Sur un parcours raccourci, le jeu d'équipe pourrait faire les affaires de certains coureurs, comme Konny Looser, récent troisième du Grand Raid, bien accompagné par Olivier Zurbrugg et Hansueli Stauffer. Ou encore des Allemands Jochen Käss et Markus Kaufmann qui courent également pour la même équipe. Le fait de pouvoir profiter de l'aspiration des coéquipiers sur les longues sections de plat pourrait s'avérer décisif, surtout si le vent est de la partie. Ceci ne semble pas inquiéter outre mesure Adrien Chenaux qui pourra aussi compter sur des coéquipiers à la hauteur: "Il faudra être malin sur cette course sprint. J’aurai à mon avantage la présence de Lars Schnyder à mes côtés. Nous venons de la route et on sait à quoi s’attendre ! Je mène le classement général et j’espère garder le maillot jusqu’à la prochaine course.
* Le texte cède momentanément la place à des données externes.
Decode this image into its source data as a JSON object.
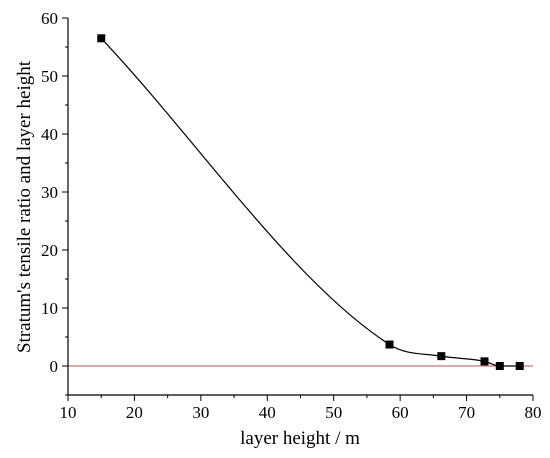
{
  "chart_data": {
    "type": "line",
    "xlabel": "layer height / m",
    "ylabel": "Stratum's tensile ratio and layer height",
    "xlim": [
      10,
      80
    ],
    "ylim": [
      -5,
      60
    ],
    "xticks": [
      10,
      20,
      30,
      40,
      50,
      60,
      70,
      80
    ],
    "yticks": [
      0,
      10,
      20,
      30,
      40,
      50,
      60
    ],
    "grid": false,
    "reference_line": {
      "y": 0,
      "color": "#c0504d"
    },
    "series": [
      {
        "x": [
          15.0,
          58.4,
          66.2,
          72.7,
          75.0,
          78.0
        ],
        "y": [
          56.5,
          3.7,
          1.7,
          0.8,
          0.0,
          0.0
        ],
        "marker": "square",
        "color": "#000000"
      }
    ]
  }
}
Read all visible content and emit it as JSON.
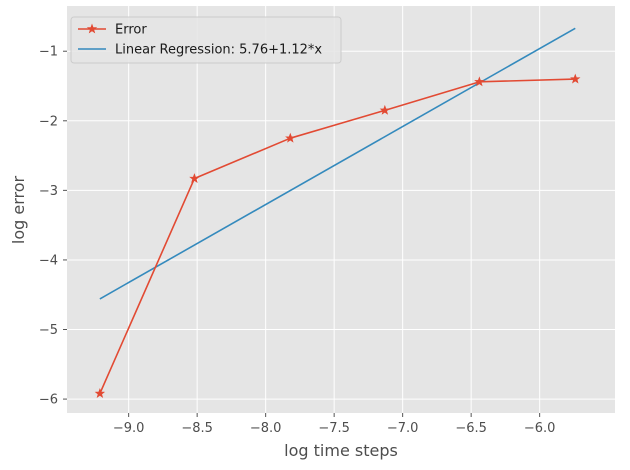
{
  "chart_data": {
    "type": "line",
    "title": "",
    "xlabel": "log time steps",
    "ylabel": "log error",
    "xlim": [
      -9.45,
      -5.45
    ],
    "ylim": [
      -6.2,
      -0.35
    ],
    "x_ticks": [
      -9.0,
      -8.5,
      -8.0,
      -7.5,
      -7.0,
      -6.5,
      -6.0
    ],
    "x_tick_labels": [
      "−9.0",
      "−8.5",
      "−8.0",
      "−7.5",
      "−7.0",
      "−6.5",
      "−6.0"
    ],
    "y_ticks": [
      -6,
      -5,
      -4,
      -3,
      -2,
      -1
    ],
    "y_tick_labels": [
      "−6",
      "−5",
      "−4",
      "−3",
      "−2",
      "−1"
    ],
    "grid": true,
    "legend_position": "top-left",
    "series": [
      {
        "name": "Error",
        "color": "#E24A33",
        "marker": "star",
        "x": [
          -9.21,
          -8.52,
          -7.82,
          -7.13,
          -6.44,
          -5.74
        ],
        "y": [
          -5.92,
          -2.83,
          -2.25,
          -1.85,
          -1.44,
          -1.4
        ]
      },
      {
        "name": "Linear Regression: 5.76+1.12*x",
        "color": "#348ABD",
        "marker": "none",
        "x": [
          -9.21,
          -5.74
        ],
        "y": [
          -4.56,
          -0.67
        ]
      }
    ]
  }
}
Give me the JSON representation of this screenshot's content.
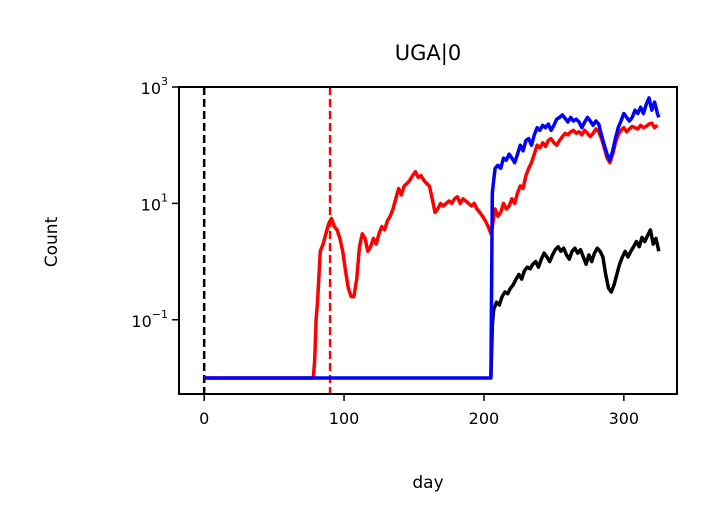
{
  "chart_data": {
    "type": "line",
    "title": "UGA|0",
    "xlabel": "day",
    "ylabel": "Count",
    "yscale": "log",
    "xlim": [
      -18,
      338
    ],
    "ylim": [
      0.0053,
      1000
    ],
    "xticks": [
      {
        "value": 0,
        "label": "0"
      },
      {
        "value": 100,
        "label": "100"
      },
      {
        "value": 200,
        "label": "200"
      },
      {
        "value": 300,
        "label": "300"
      }
    ],
    "yticks": [
      {
        "value": 0.1,
        "base": "10",
        "exp": "−1"
      },
      {
        "value": 10,
        "base": "10",
        "exp": "1"
      },
      {
        "value": 1000,
        "base": "10",
        "exp": "3"
      }
    ],
    "grid": false,
    "vlines": [
      {
        "x": 0,
        "color": "#000000",
        "style": "dashed"
      },
      {
        "x": 90,
        "color": "#ff0000",
        "style": "dashed"
      }
    ],
    "series": [
      {
        "color": "#ff0000",
        "points": [
          [
            0,
            0.01
          ],
          [
            78,
            0.01
          ],
          [
            79,
            0.02
          ],
          [
            80,
            0.1
          ],
          [
            81,
            0.2
          ],
          [
            83,
            1.5
          ],
          [
            85,
            2.0
          ],
          [
            87,
            3.0
          ],
          [
            89,
            4.5
          ],
          [
            91,
            5.5
          ],
          [
            93,
            4.0
          ],
          [
            95,
            3.5
          ],
          [
            97,
            2.5
          ],
          [
            99,
            1.5
          ],
          [
            101,
            0.7
          ],
          [
            103,
            0.35
          ],
          [
            105,
            0.25
          ],
          [
            107,
            0.25
          ],
          [
            109,
            0.5
          ],
          [
            111,
            1.8
          ],
          [
            113,
            3.0
          ],
          [
            115,
            2.5
          ],
          [
            117,
            1.5
          ],
          [
            119,
            1.8
          ],
          [
            121,
            2.5
          ],
          [
            123,
            2.0
          ],
          [
            125,
            3.0
          ],
          [
            127,
            4.0
          ],
          [
            129,
            3.5
          ],
          [
            131,
            5.0
          ],
          [
            133,
            6.0
          ],
          [
            135,
            8.0
          ],
          [
            137,
            12
          ],
          [
            139,
            18
          ],
          [
            141,
            14
          ],
          [
            143,
            20
          ],
          [
            145,
            22
          ],
          [
            147,
            25
          ],
          [
            149,
            30
          ],
          [
            151,
            35
          ],
          [
            153,
            28
          ],
          [
            155,
            30
          ],
          [
            157,
            25
          ],
          [
            159,
            22
          ],
          [
            161,
            20
          ],
          [
            163,
            12
          ],
          [
            165,
            7.0
          ],
          [
            167,
            8.0
          ],
          [
            169,
            10
          ],
          [
            171,
            9.0
          ],
          [
            173,
            10
          ],
          [
            175,
            11
          ],
          [
            177,
            10
          ],
          [
            179,
            12
          ],
          [
            181,
            13
          ],
          [
            183,
            10
          ],
          [
            185,
            12
          ],
          [
            187,
            11
          ],
          [
            189,
            10
          ],
          [
            191,
            9.0
          ],
          [
            193,
            10
          ],
          [
            195,
            8.0
          ],
          [
            197,
            7.0
          ],
          [
            199,
            6.0
          ],
          [
            201,
            5.0
          ],
          [
            203,
            4.0
          ],
          [
            205,
            3.0
          ],
          [
            206,
            4.0
          ],
          [
            208,
            8.0
          ],
          [
            210,
            6.0
          ],
          [
            212,
            7.0
          ],
          [
            214,
            10
          ],
          [
            216,
            8.0
          ],
          [
            218,
            9.0
          ],
          [
            220,
            12
          ],
          [
            222,
            10
          ],
          [
            224,
            15
          ],
          [
            226,
            20
          ],
          [
            228,
            18
          ],
          [
            230,
            30
          ],
          [
            232,
            40
          ],
          [
            234,
            50
          ],
          [
            236,
            70
          ],
          [
            238,
            100
          ],
          [
            240,
            90
          ],
          [
            242,
            110
          ],
          [
            244,
            95
          ],
          [
            246,
            120
          ],
          [
            248,
            130
          ],
          [
            250,
            110
          ],
          [
            252,
            100
          ],
          [
            254,
            120
          ],
          [
            256,
            140
          ],
          [
            258,
            160
          ],
          [
            260,
            150
          ],
          [
            262,
            170
          ],
          [
            264,
            180
          ],
          [
            266,
            160
          ],
          [
            268,
            170
          ],
          [
            270,
            150
          ],
          [
            272,
            180
          ],
          [
            274,
            160
          ],
          [
            276,
            140
          ],
          [
            278,
            160
          ],
          [
            280,
            190
          ],
          [
            282,
            170
          ],
          [
            284,
            130
          ],
          [
            286,
            90
          ],
          [
            288,
            60
          ],
          [
            290,
            50
          ],
          [
            292,
            70
          ],
          [
            294,
            110
          ],
          [
            296,
            150
          ],
          [
            298,
            180
          ],
          [
            300,
            200
          ],
          [
            302,
            170
          ],
          [
            304,
            190
          ],
          [
            306,
            210
          ],
          [
            308,
            200
          ],
          [
            310,
            190
          ],
          [
            312,
            220
          ],
          [
            314,
            200
          ],
          [
            316,
            210
          ],
          [
            318,
            230
          ],
          [
            320,
            240
          ],
          [
            322,
            200
          ],
          [
            324,
            220
          ]
        ]
      },
      {
        "color": "#000000",
        "points": [
          [
            205,
            0.01
          ],
          [
            206,
            0.08
          ],
          [
            207,
            0.15
          ],
          [
            209,
            0.2
          ],
          [
            211,
            0.18
          ],
          [
            213,
            0.25
          ],
          [
            215,
            0.3
          ],
          [
            217,
            0.28
          ],
          [
            219,
            0.35
          ],
          [
            221,
            0.4
          ],
          [
            223,
            0.5
          ],
          [
            225,
            0.6
          ],
          [
            227,
            0.5
          ],
          [
            229,
            0.7
          ],
          [
            231,
            0.8
          ],
          [
            233,
            0.75
          ],
          [
            235,
            0.9
          ],
          [
            237,
            1.0
          ],
          [
            239,
            0.8
          ],
          [
            241,
            1.1
          ],
          [
            243,
            1.4
          ],
          [
            245,
            1.2
          ],
          [
            247,
            1.0
          ],
          [
            249,
            1.3
          ],
          [
            251,
            1.6
          ],
          [
            253,
            1.8
          ],
          [
            255,
            1.5
          ],
          [
            257,
            1.7
          ],
          [
            259,
            1.3
          ],
          [
            261,
            1.1
          ],
          [
            263,
            1.5
          ],
          [
            265,
            1.7
          ],
          [
            267,
            1.4
          ],
          [
            269,
            1.6
          ],
          [
            271,
            1.2
          ],
          [
            273,
            0.9
          ],
          [
            275,
            1.3
          ],
          [
            277,
            1.0
          ],
          [
            279,
            1.4
          ],
          [
            281,
            1.7
          ],
          [
            283,
            1.5
          ],
          [
            285,
            1.2
          ],
          [
            287,
            0.6
          ],
          [
            289,
            0.35
          ],
          [
            291,
            0.3
          ],
          [
            293,
            0.4
          ],
          [
            295,
            0.6
          ],
          [
            297,
            0.9
          ],
          [
            299,
            1.2
          ],
          [
            301,
            1.5
          ],
          [
            303,
            1.2
          ],
          [
            305,
            1.5
          ],
          [
            307,
            1.8
          ],
          [
            309,
            2.2
          ],
          [
            311,
            1.8
          ],
          [
            313,
            2.6
          ],
          [
            315,
            2.2
          ],
          [
            317,
            2.8
          ],
          [
            319,
            3.5
          ],
          [
            321,
            2.0
          ],
          [
            323,
            2.5
          ],
          [
            325,
            1.5
          ]
        ]
      },
      {
        "color": "#0000ff",
        "points": [
          [
            0,
            0.01
          ],
          [
            204,
            0.01
          ],
          [
            205,
            0.01
          ],
          [
            206,
            15
          ],
          [
            207,
            25
          ],
          [
            208,
            40
          ],
          [
            210,
            45
          ],
          [
            212,
            40
          ],
          [
            214,
            60
          ],
          [
            216,
            55
          ],
          [
            218,
            70
          ],
          [
            220,
            60
          ],
          [
            222,
            50
          ],
          [
            224,
            70
          ],
          [
            226,
            100
          ],
          [
            228,
            80
          ],
          [
            230,
            120
          ],
          [
            232,
            130
          ],
          [
            234,
            100
          ],
          [
            236,
            150
          ],
          [
            238,
            200
          ],
          [
            240,
            180
          ],
          [
            242,
            220
          ],
          [
            244,
            200
          ],
          [
            246,
            230
          ],
          [
            248,
            180
          ],
          [
            250,
            220
          ],
          [
            252,
            280
          ],
          [
            254,
            300
          ],
          [
            256,
            330
          ],
          [
            258,
            290
          ],
          [
            260,
            250
          ],
          [
            262,
            300
          ],
          [
            264,
            260
          ],
          [
            266,
            280
          ],
          [
            268,
            250
          ],
          [
            270,
            200
          ],
          [
            272,
            250
          ],
          [
            274,
            300
          ],
          [
            276,
            260
          ],
          [
            278,
            220
          ],
          [
            280,
            260
          ],
          [
            282,
            230
          ],
          [
            284,
            150
          ],
          [
            286,
            100
          ],
          [
            288,
            70
          ],
          [
            290,
            55
          ],
          [
            292,
            80
          ],
          [
            294,
            130
          ],
          [
            296,
            200
          ],
          [
            298,
            260
          ],
          [
            300,
            350
          ],
          [
            302,
            300
          ],
          [
            304,
            260
          ],
          [
            306,
            300
          ],
          [
            308,
            400
          ],
          [
            310,
            350
          ],
          [
            312,
            450
          ],
          [
            314,
            350
          ],
          [
            316,
            500
          ],
          [
            318,
            650
          ],
          [
            320,
            400
          ],
          [
            322,
            550
          ],
          [
            324,
            350
          ],
          [
            325,
            300
          ]
        ]
      }
    ]
  }
}
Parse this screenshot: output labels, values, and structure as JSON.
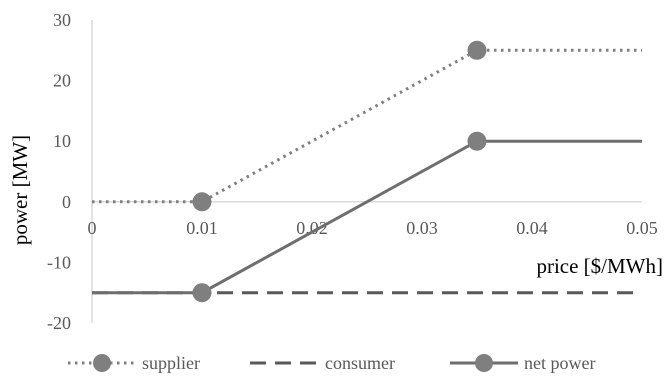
{
  "chart_data": {
    "type": "line",
    "xlabel": "price [$/MWh]",
    "ylabel": "power [MW]",
    "xlim": [
      0,
      0.05
    ],
    "ylim": [
      -20,
      30
    ],
    "x_ticks": [
      "0",
      "0.01",
      "0.02",
      "0.03",
      "0.04",
      "0.05"
    ],
    "y_ticks": [
      "30",
      "20",
      "10",
      "0",
      "-10",
      "-20"
    ],
    "grid": false,
    "legend_position": "bottom",
    "series": [
      {
        "name": "supplier",
        "style": "dotted",
        "color": "#7f7f7f",
        "x": [
          0,
          0.01,
          0.035,
          0.05
        ],
        "y": [
          0,
          0,
          25,
          25
        ],
        "markers": [
          1,
          2
        ]
      },
      {
        "name": "consumer",
        "style": "dashed",
        "color": "#595959",
        "x": [
          0,
          0.05
        ],
        "y": [
          -15,
          -15
        ],
        "markers": []
      },
      {
        "name": "net power",
        "style": "solid",
        "color": "#6e6e6e",
        "x": [
          0,
          0.01,
          0.035,
          0.05
        ],
        "y": [
          -15,
          -15,
          10,
          10
        ],
        "markers": [
          1,
          2
        ]
      }
    ]
  }
}
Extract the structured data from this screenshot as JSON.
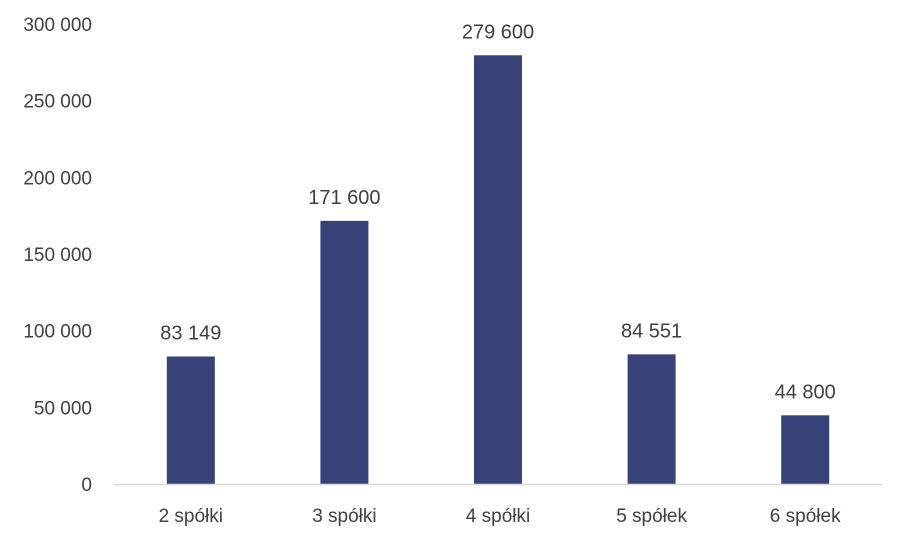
{
  "chart_data": {
    "type": "bar",
    "categories": [
      "2 spółki",
      "3 spółki",
      "4 spółki",
      "5 spółek",
      "6 spółek"
    ],
    "values": [
      83149,
      171600,
      279600,
      84551,
      44800
    ],
    "data_labels": [
      "83 149",
      "171 600",
      "279 600",
      "84 551",
      "44 800"
    ],
    "title": "",
    "xlabel": "",
    "ylabel": "",
    "ylim": [
      0,
      300000
    ],
    "y_ticks": [
      0,
      50000,
      100000,
      150000,
      200000,
      250000,
      300000
    ],
    "y_tick_labels": [
      "0",
      "50 000",
      "100 000",
      "150 000",
      "200 000",
      "250 000",
      "300 000"
    ],
    "grid": false,
    "legend": "none",
    "bar_color": "#374278",
    "axis_color": "#d9d9d9",
    "text_color": "#404040"
  }
}
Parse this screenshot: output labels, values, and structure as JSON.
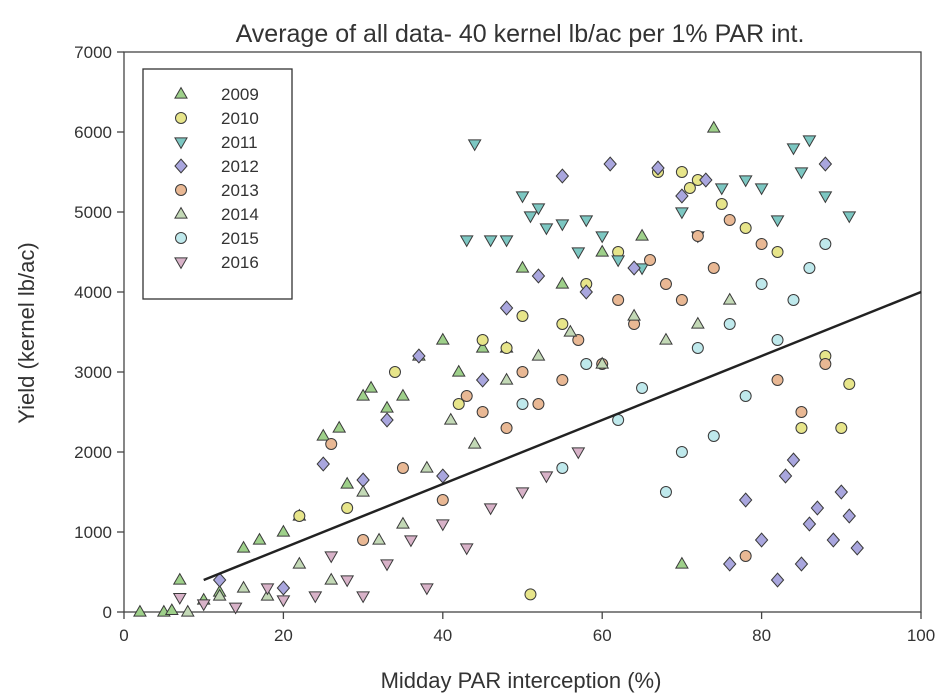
{
  "chart_data": {
    "type": "scatter",
    "title": "Average of all data- 40 kernel lb/ac per 1% PAR int.",
    "xlabel": "Midday PAR interception (%)",
    "ylabel": "Yield (kernel lb/ac)",
    "xlim": [
      0,
      100
    ],
    "ylim": [
      0,
      7000
    ],
    "x_ticks": [
      0,
      20,
      40,
      60,
      80,
      100
    ],
    "y_ticks": [
      0,
      1000,
      2000,
      3000,
      4000,
      5000,
      6000,
      7000
    ],
    "grid": false,
    "legend_position": "top-left",
    "trendline": {
      "slope": 40,
      "x0": 10,
      "x1": 100
    },
    "series": [
      {
        "name": "2009",
        "marker": "triangle-up",
        "color": "#9ed08a",
        "x": [
          2,
          5,
          6,
          7,
          10,
          12,
          15,
          17,
          20,
          22,
          25,
          27,
          28,
          30,
          31,
          33,
          35,
          37,
          40,
          42,
          45,
          48,
          50,
          55,
          60,
          65,
          70,
          74
        ],
        "y": [
          0,
          0,
          20,
          400,
          150,
          250,
          800,
          900,
          1000,
          1200,
          2200,
          2300,
          1600,
          2700,
          2800,
          2550,
          2700,
          3200,
          3400,
          3000,
          3300,
          3300,
          4300,
          4100,
          4500,
          4700,
          600,
          6050
        ]
      },
      {
        "name": "2010",
        "marker": "circle",
        "color": "#e7e58a",
        "x": [
          22,
          28,
          34,
          42,
          45,
          48,
          50,
          51,
          55,
          58,
          62,
          67,
          70,
          71,
          72,
          75,
          78,
          82,
          85,
          88,
          90,
          91
        ],
        "y": [
          1200,
          1300,
          3000,
          2600,
          3400,
          3300,
          3700,
          220,
          3600,
          4100,
          4500,
          5500,
          5500,
          5300,
          5400,
          5100,
          4800,
          4500,
          2300,
          3200,
          2300,
          2850
        ]
      },
      {
        "name": "2011",
        "marker": "triangle-down",
        "color": "#7cc7c2",
        "x": [
          43,
          44,
          46,
          48,
          50,
          51,
          52,
          53,
          55,
          57,
          58,
          60,
          62,
          65,
          70,
          72,
          75,
          78,
          80,
          82,
          84,
          85,
          86,
          88,
          91
        ],
        "y": [
          4650,
          5850,
          4650,
          4650,
          5200,
          4950,
          5050,
          4800,
          4850,
          4500,
          4900,
          4700,
          4400,
          4300,
          5000,
          4700,
          5300,
          5400,
          5300,
          4900,
          5800,
          5500,
          5900,
          5200,
          4950
        ]
      },
      {
        "name": "2012",
        "marker": "diamond",
        "color": "#a9a6de",
        "x": [
          12,
          20,
          25,
          30,
          33,
          37,
          40,
          45,
          48,
          52,
          55,
          58,
          61,
          64,
          67,
          70,
          73,
          76,
          78,
          80,
          82,
          83,
          84,
          85,
          86,
          87,
          88,
          89,
          90,
          91,
          92
        ],
        "y": [
          400,
          300,
          1850,
          1650,
          2400,
          3200,
          1700,
          2900,
          3800,
          4200,
          5450,
          4000,
          5600,
          4300,
          5550,
          5200,
          5400,
          600,
          1400,
          900,
          400,
          1700,
          1900,
          600,
          1100,
          1300,
          5600,
          900,
          1500,
          1200,
          800
        ]
      },
      {
        "name": "2013",
        "marker": "circle",
        "color": "#e9b894",
        "x": [
          26,
          30,
          35,
          40,
          43,
          45,
          48,
          50,
          52,
          55,
          57,
          60,
          62,
          64,
          66,
          68,
          70,
          72,
          74,
          76,
          78,
          80,
          82,
          85,
          88
        ],
        "y": [
          2100,
          900,
          1800,
          1400,
          2700,
          2500,
          2300,
          3000,
          2600,
          2900,
          3400,
          3100,
          3900,
          3600,
          4400,
          4100,
          3900,
          4700,
          4300,
          4900,
          700,
          4600,
          2900,
          2500,
          3100
        ]
      },
      {
        "name": "2014",
        "marker": "triangle-up",
        "color": "#c3d9b6",
        "x": [
          8,
          12,
          15,
          18,
          22,
          26,
          30,
          32,
          35,
          38,
          41,
          44,
          48,
          52,
          56,
          60,
          64,
          68,
          72,
          76
        ],
        "y": [
          0,
          200,
          300,
          200,
          600,
          400,
          1500,
          900,
          1100,
          1800,
          2400,
          2100,
          2900,
          3200,
          3500,
          3100,
          3700,
          3400,
          3600,
          3900
        ]
      },
      {
        "name": "2015",
        "marker": "circle",
        "color": "#bfe9ec",
        "x": [
          50,
          55,
          58,
          62,
          65,
          68,
          70,
          72,
          74,
          76,
          78,
          80,
          82,
          84,
          86,
          88
        ],
        "y": [
          2600,
          1800,
          3100,
          2400,
          2800,
          1500,
          2000,
          3300,
          2200,
          3600,
          2700,
          4100,
          3400,
          3900,
          4300,
          4600
        ]
      },
      {
        "name": "2016",
        "marker": "triangle-down",
        "color": "#d8b2c8",
        "x": [
          7,
          10,
          14,
          18,
          20,
          24,
          26,
          28,
          30,
          33,
          36,
          38,
          40,
          43,
          46,
          50,
          53,
          57
        ],
        "y": [
          180,
          100,
          60,
          300,
          150,
          200,
          700,
          400,
          200,
          600,
          900,
          300,
          1100,
          800,
          1300,
          1500,
          1700,
          2000
        ]
      }
    ]
  }
}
Je suis donc dans une position défensive et ça me convient bien". Le protégé d'Alain Glassey est aussi convaincu d'avoir bien récupéré du Grand Raid: "J’ai ressenti une bonne fatigue et un état d’épuisement les 2-3 jours qui ont suivi le Grand Raid. Mais rien d'anormal et j’ai eu la chance de pouvoir effectuer quelques séances de cryothérapie chez mon sponsor « Hibernatus » et également d’être massé. Je suis confiant dans ma récupération pour samedi." Tous les voyants sont donc au vert pour le Fribourgeois!

L'autre inconnue du jour sera forcément la présence ou non d'Urs Huber, triple vainqueur du National Park Bike Marathon. Jusqu'à sa chute il y a deux semaines à l'Eiger Bike Challenge, où une triple fracture de la clavicule l'a forcé à se retirer, le Mettmenstetter était en tête de la Bike Marathon Classics. Trois jours seulement après l'opération, qu'il avait effectuée lundi après la course, le jeune homme de 33 ans était de retour sur son vélo pour une sortie de 100km - avec une liberté de mouvement pratiquement illimitée et presque sans douleur ! "Vendredi, après une courte séance d'entraînement, je déciderai si je vais concourir en Engadine", a-t-il dit. 

En ce qui concerne la course féminine, la leader de la série, Esther Süss est celle qui aura sans doute le plus à perdre sur ce parcours raccourci. Les terrains de prédilection de la coureuse de 44 ans sont les montées longues et raides. Elle aura donc fort à faire contre des jeunes coureuses comme Alessia Nay , qui jusqu'à l'année dernière était l'un des prétendants à la victoire sur la distance moyenne. Ou de Janine Schneider, qui, comme Nay, n'a que 23 ans.